公明党が総選挙、都議選、参議院選挙で三連敗している。理由として、創価学会員の高齢化もある。いまの日本では、真如苑が横ばいなのを除けば、伝統宗教もキリスト教も新宗教も軒並み不振で、その中で創価学会はよく踏ん張ってはいるが、漸減傾向である。
当然、支持団体である創価学会の漸減が公明党にも影響を及ぼし、2006年をピークに参議院比例区の得票数が減っているのは当然である。しかし、安倍内閣の2019年に653万票だったのが、岸田内閣の2022年に618万票と微減したあと、今回は521万票まで減ったことは尋常ではない。
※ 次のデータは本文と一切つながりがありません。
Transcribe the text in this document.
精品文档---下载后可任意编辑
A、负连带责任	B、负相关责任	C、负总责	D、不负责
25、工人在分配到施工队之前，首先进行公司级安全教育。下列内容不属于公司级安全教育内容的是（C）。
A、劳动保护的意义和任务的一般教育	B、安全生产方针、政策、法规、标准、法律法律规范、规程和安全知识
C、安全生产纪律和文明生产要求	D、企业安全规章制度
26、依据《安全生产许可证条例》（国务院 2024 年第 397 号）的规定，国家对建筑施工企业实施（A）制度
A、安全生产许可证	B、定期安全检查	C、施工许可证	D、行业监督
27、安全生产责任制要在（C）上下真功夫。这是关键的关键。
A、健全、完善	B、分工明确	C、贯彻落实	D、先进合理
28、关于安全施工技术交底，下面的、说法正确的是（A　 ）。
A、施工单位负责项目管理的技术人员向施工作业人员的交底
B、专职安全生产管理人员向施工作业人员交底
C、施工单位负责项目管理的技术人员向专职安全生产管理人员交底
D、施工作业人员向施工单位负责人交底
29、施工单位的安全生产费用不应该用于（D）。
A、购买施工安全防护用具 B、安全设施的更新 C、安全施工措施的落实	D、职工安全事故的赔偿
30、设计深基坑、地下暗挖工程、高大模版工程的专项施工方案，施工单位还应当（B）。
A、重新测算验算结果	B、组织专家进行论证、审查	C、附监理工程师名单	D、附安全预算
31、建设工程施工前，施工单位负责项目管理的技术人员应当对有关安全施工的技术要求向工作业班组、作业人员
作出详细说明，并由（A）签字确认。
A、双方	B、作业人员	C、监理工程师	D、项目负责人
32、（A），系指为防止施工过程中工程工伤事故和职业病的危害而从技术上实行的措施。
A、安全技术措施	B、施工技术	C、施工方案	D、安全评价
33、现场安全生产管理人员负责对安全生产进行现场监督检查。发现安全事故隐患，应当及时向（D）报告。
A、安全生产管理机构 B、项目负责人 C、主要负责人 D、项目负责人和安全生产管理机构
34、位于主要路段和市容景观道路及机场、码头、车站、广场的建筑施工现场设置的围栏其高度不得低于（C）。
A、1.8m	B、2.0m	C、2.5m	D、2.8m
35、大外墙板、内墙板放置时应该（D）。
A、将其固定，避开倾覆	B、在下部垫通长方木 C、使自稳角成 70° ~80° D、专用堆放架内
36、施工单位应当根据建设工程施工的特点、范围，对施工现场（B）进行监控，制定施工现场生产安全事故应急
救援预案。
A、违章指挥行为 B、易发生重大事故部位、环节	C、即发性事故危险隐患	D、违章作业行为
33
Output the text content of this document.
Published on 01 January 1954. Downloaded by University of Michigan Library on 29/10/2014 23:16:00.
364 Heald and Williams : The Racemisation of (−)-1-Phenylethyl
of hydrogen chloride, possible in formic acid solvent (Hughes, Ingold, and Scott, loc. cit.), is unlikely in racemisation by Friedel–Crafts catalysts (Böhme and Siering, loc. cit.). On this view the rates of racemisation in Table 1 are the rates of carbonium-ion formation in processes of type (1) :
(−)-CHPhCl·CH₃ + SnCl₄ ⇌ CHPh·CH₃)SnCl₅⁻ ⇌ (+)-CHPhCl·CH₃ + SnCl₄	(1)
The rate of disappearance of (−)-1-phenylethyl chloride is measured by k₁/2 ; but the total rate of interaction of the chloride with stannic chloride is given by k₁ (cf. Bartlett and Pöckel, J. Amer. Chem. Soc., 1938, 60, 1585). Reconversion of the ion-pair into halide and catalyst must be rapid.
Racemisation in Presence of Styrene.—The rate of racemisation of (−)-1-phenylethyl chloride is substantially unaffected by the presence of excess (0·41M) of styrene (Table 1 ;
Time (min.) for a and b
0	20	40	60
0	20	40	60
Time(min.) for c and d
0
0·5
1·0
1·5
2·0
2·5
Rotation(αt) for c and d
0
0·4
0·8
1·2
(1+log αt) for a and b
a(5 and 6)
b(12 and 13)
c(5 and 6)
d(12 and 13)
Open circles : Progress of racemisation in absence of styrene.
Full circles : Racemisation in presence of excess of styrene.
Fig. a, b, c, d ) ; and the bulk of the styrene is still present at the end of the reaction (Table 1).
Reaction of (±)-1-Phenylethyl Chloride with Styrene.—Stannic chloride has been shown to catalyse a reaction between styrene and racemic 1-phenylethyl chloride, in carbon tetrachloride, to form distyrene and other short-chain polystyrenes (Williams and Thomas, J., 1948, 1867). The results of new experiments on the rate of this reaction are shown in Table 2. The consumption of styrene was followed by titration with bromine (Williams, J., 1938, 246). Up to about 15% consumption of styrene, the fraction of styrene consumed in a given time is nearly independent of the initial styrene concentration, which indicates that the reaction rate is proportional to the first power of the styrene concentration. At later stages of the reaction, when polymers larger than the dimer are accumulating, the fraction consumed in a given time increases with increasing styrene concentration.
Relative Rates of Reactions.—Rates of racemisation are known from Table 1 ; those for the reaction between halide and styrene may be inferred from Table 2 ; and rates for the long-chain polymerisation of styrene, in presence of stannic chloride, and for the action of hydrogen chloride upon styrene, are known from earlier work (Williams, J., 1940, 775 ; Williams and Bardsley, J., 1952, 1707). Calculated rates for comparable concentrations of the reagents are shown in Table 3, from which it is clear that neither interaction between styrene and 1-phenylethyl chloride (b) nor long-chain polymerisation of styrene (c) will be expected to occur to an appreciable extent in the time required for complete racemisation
2023年に池田大作・第3代会長が亡くなったことは平静に受け止められ、組織の動揺というのは見られないが、逆に弔い合戦としての底力の発揮もなかったといったところだ。いずれにせよ、創価学会の高齢化とは別の理由があるわけである。
その中には、ネット戦略の遅れがある。今回の選挙では、参政党や国民民主党に代表されるネットに強い政党が強かった。公明党・創価学会は聖教新聞をもっており、活字文化に強いのだが、それが裏目に出た。同様に、維新は関西の地上波を抑えているので関西では強いが、よそでは同じ手が使えないので伸びない。
政策と候補者についてもいろいろあるが、ここでは自民党との関係に話を絞りたい。
石破茂首相と公明党とは長い信頼関係があり、たいへん波長が合うといわれている。その淵源は、父親である石破二朗・鳥取県知事(当時)が岡山で開かれた創価学会の文化祭に出席したことにある。1971年のことだ。

令和7年5月 公明党「平和創出ビジョン」を受け取る石破首相 首相官邸HPより
石破は、公明党系の議員も合流した新進党にも参加(1996年の総選挙の直前に離党し、選挙後に自民党に復党)したこともあり、関係者との交流も長い。
政治姿勢としても、選挙民とのふれあい重視だし、政策的にも生活者の目線重視も共通している。憲法については、強固で自説にこだわる改憲派だが、合意形成を大事にするので急いでいるわけではないし、中国や韓国との友好重視も共通している。